There was also the 68K transition to PowerPC a long time ago. And more recently, the 32-bit to 64-bit transition.
And for a lot of the older Mac developers, iOS was kind of like another migration. And iOS has gone from armv6 to armv7 to arm64, plus the x86 and x86-64 simulator targets. Not to mention that there is now an LLVM Bitcode requirement for Apple TV and watchOS.
Apple and its developer community has a lot of experience with architecture migration. Each transition built on the experience of the previous and got smoother each time. Apple has been very good insulating their frameworks and tools from the architecture, and the Apple developer community has gotten very good at following Apple's guidelines to minimize disruption since there have been so many of these transitions.
Forgot to add that I think the real thing keeping Mac on Intel is the bullet point that Intel Macs can install Windows.
In the PowerPC days, Apple had trouble convincing people to switch to Mac because Windows being so dominant, everybody was afraid they might need Windows for something and that would make a PowerPC Mac an expensive mistake. The Intel switch alleviated many fears because in the worst case and Mac OS didn't work out, they could just install Windows. Bootcamp and virtualization provided additional options.
Apple has always seen Mac and iOS as different markets. Mac is still a small market compared to Windows. They are still trying to grow which means still trying to convince Windows users to switch and the safety net of Intel is still useful. (Windows RT isn't a realistic option.) I personally haven't seen iPhone users wishing for a big laptop or desktop that runs their same apps.
Windows was already on ARM with Windows RT, for which I believe Microsoft did the work of porting UEFI and standardised bridge (PCI) technologies to ARM.
While speculating: Apple could conspire with Microsoft to standardise these technologies together to lock up their ecosystems against the Linux / Android monster :-)

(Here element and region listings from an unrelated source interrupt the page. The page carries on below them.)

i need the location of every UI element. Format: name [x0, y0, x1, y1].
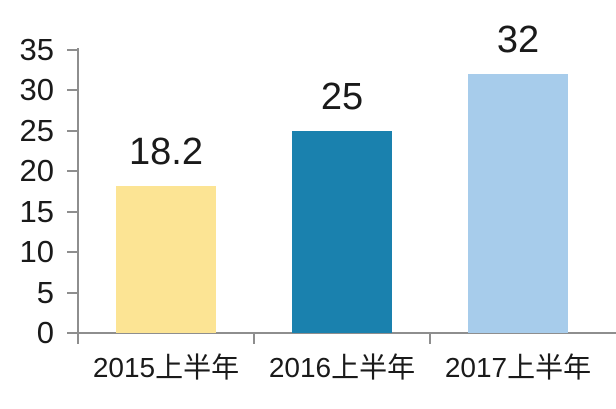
y-axis-tick	[67, 129, 78, 132]
y-axis-tick	[67, 170, 78, 172]
y-axis-tick-label: 35	[19, 31, 54, 67]
y-axis-tick-label: 0	[36, 315, 54, 350]
y-axis-tick	[67, 48, 78, 51]
x-axis-tick	[253, 333, 255, 344]
y-axis-tick-label: 25	[19, 112, 54, 148]
y-axis-tick-label: 15	[19, 193, 54, 229]
data-label: 18.2	[129, 130, 203, 173]
x-axis-category-label: 2017上半年	[444, 352, 592, 383]
y-axis-tick-label: 20	[19, 153, 54, 188]
y-axis-tick	[67, 251, 78, 253]
bar	[468, 73, 568, 333]
data-label: 25	[320, 75, 364, 118]
y-axis-tick-label: 30	[19, 72, 54, 107]
y-axis-tick-label: 5	[36, 274, 54, 310]
y-axis-tick	[67, 291, 78, 294]
y-axis-tick	[67, 89, 78, 91]
bar	[116, 185, 216, 333]
x-axis-line	[77, 332, 616, 334]
bar	[292, 130, 392, 333]
y-axis-tick-label: 10	[19, 234, 54, 269]
y-axis-tick	[67, 332, 78, 334]
x-axis-category-label: 2015上半年	[92, 352, 240, 383]
y-axis-line	[77, 48, 79, 344]
data-label: 32	[496, 18, 540, 61]
x-axis-tick	[429, 333, 431, 344]
x-axis-category-label: 2016上半年	[268, 352, 416, 383]
y-axis-tick	[67, 210, 78, 213]
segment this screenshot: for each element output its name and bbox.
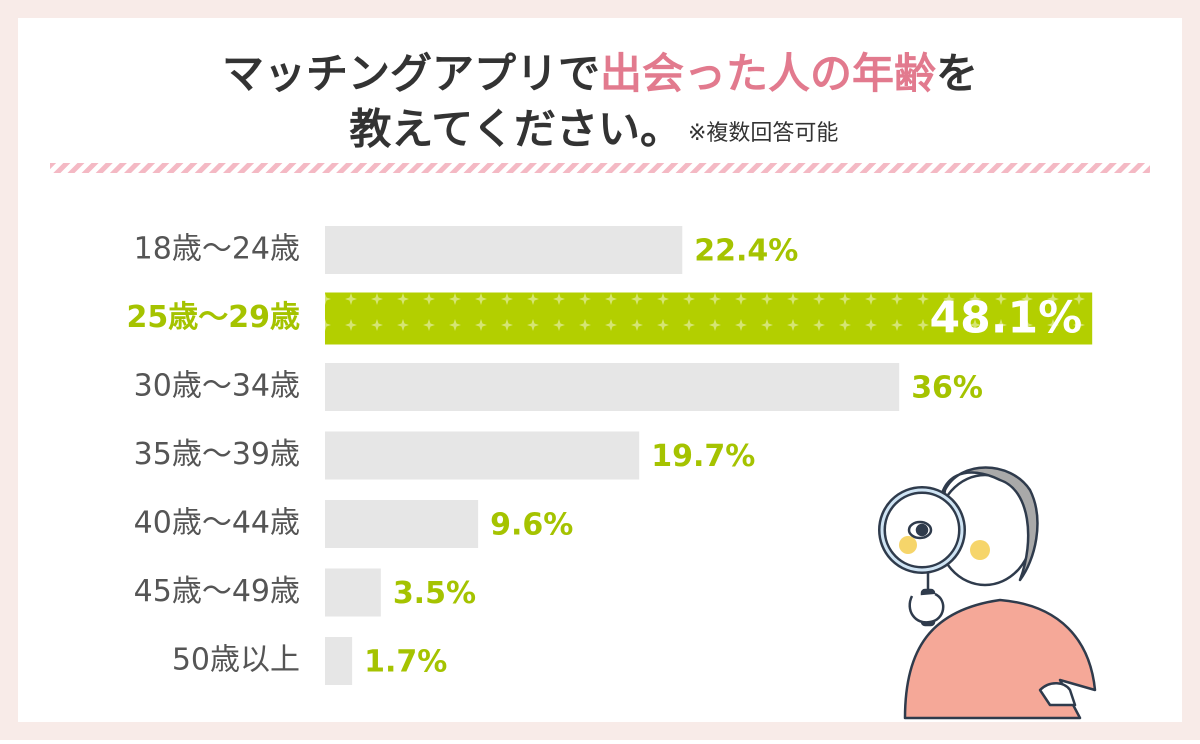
value-label: 36%: [911, 371, 983, 406]
bar: [325, 568, 381, 617]
value-label: 22.4%: [694, 234, 798, 269]
category-label: 40歳〜44歳: [134, 506, 300, 541]
bar: [325, 500, 479, 548]
title-highlight: 出会った人の年齢: [600, 49, 936, 98]
bar: [325, 363, 900, 411]
bar: [325, 431, 640, 480]
category-label: 45歳〜49歳: [134, 574, 300, 609]
value-label: 9.6%: [490, 508, 573, 543]
title-part: を: [936, 49, 978, 98]
value-label: 19.7%: [651, 439, 755, 474]
category-label: 25歳〜29歳: [127, 300, 301, 335]
category-label: 50歳以上: [172, 643, 300, 678]
category-label: 18歳〜24歳: [134, 232, 300, 267]
bar: [325, 226, 683, 274]
note: ※複数回答可能: [688, 121, 838, 146]
category-label: 30歳〜34歳: [134, 369, 300, 404]
title-part: マッチングアプリで: [222, 49, 600, 98]
divider: [50, 163, 1150, 173]
value-label: 3.5%: [393, 576, 476, 611]
illustration: [878, 466, 1097, 720]
bar: [325, 637, 353, 685]
value-label: 48.1%: [930, 293, 1083, 344]
value-label: 1.7%: [364, 645, 447, 680]
chart-title: 教えてください。: [349, 105, 682, 154]
chart-title: マッチングアプリで出会った人の年齢を: [222, 49, 978, 98]
bar-texture: [325, 292, 1093, 345]
category-label: 35歳〜39歳: [134, 437, 300, 472]
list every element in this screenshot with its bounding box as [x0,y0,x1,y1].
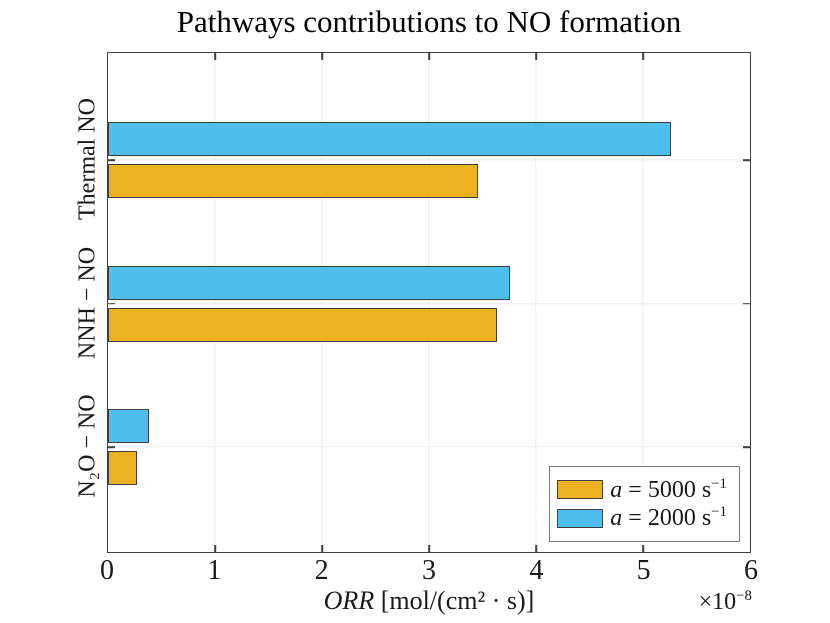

The hard part for Microsoft is not the porting of Windows to ARM. The hard part has been and continues to be convincing existing Windows developers to port their apps to UWP.
The reason Windows on Mac is useful to people is because people have may programs that do not have acceptable equivalents on Mac OS. These apps are usually legacy programs that probably fill special niches, and the cost of "modernizing" is usually not justified. This effort would be required to port these apps to Windows ARM, which last time around also required porting to UWP which Microsoft is still pushing, but not easy to actually do for a lot of code bases.
A new Microsoft irony kicks in here is that if they are successful in convincing the huge Windows ecosystem to migrate to UWP away from Win32, et. al, they may actually kill their lock-in advantage. A serious rewrite at this stage may also invite Mac, Linux, iOS, Android ports. In this case, Apple no longer needs to care about Intel Windows and this bullet point becomes less compelling and maybe they could reconsider.
You can use the new Centennial technology to wrap an old Win32 application as an UWP Store app. If the app was made with .NET it might even run on ARM.
I think this market is getting smaller and smaller year over year (I no data to back this up unfortunately). They could honestly build a MacBook with ARM in the near future while keeping the pros around with x86 for a while longer. They could reduce the price by hundreds of dollars switching off of Intel processors which would undercut a huge amount of competition.
The sole reason I can use a Mac for my paid work is, that I can run Windows and x86-Linux VMs, as I need to run Intel based software on those operation systems.
Well yes and no. I ran Windows in VirtualPC (I think) on a PowerPC MBP for a while. Pretty slow but good enough for Outlook, Word etc that I needed the compatibility for.
Say, does anyone know who owns the IP for FX!32 nowadays?
Putting aside the fact that Windows RT was a commercial failure and discontinued which makes it weird to push yet another effort that this would be anything more than some niche demo thing like Raspberry Pi support, Windows in of itself is not what concerned potential Mac switchers.
People are concerned that they have some mission-critical, unreplaceable app that only runs on Windows, that has no acceptable Mac analog (doesn't exist, doesn't have feature parity, data formats are incompatible).
Windows on ARM doesn't solve anything because almost no Windows apps that people care about were ever ported to Windows RT. (It was probably more likely there was a Mac port.)
And for a lot of the older Mac developers, iOS was kind of like another migration. And iOS has gone from armv6 to armv7 to arm64, plus the x86 and x86-64 simulator targets. Not to mention that there is now an LLVM Bitcode requirement for Apple TV and watchOS.
Apple and its developer community has a lot of experience with architecture migration. Each transition built on the experience of the previous and got smoother each time. Apple has been very good insulating their frameworks and tools from the architecture, and the Apple developer community has gotten very good at following Apple's guidelines to minimize disruption since there have been so many of these transitions.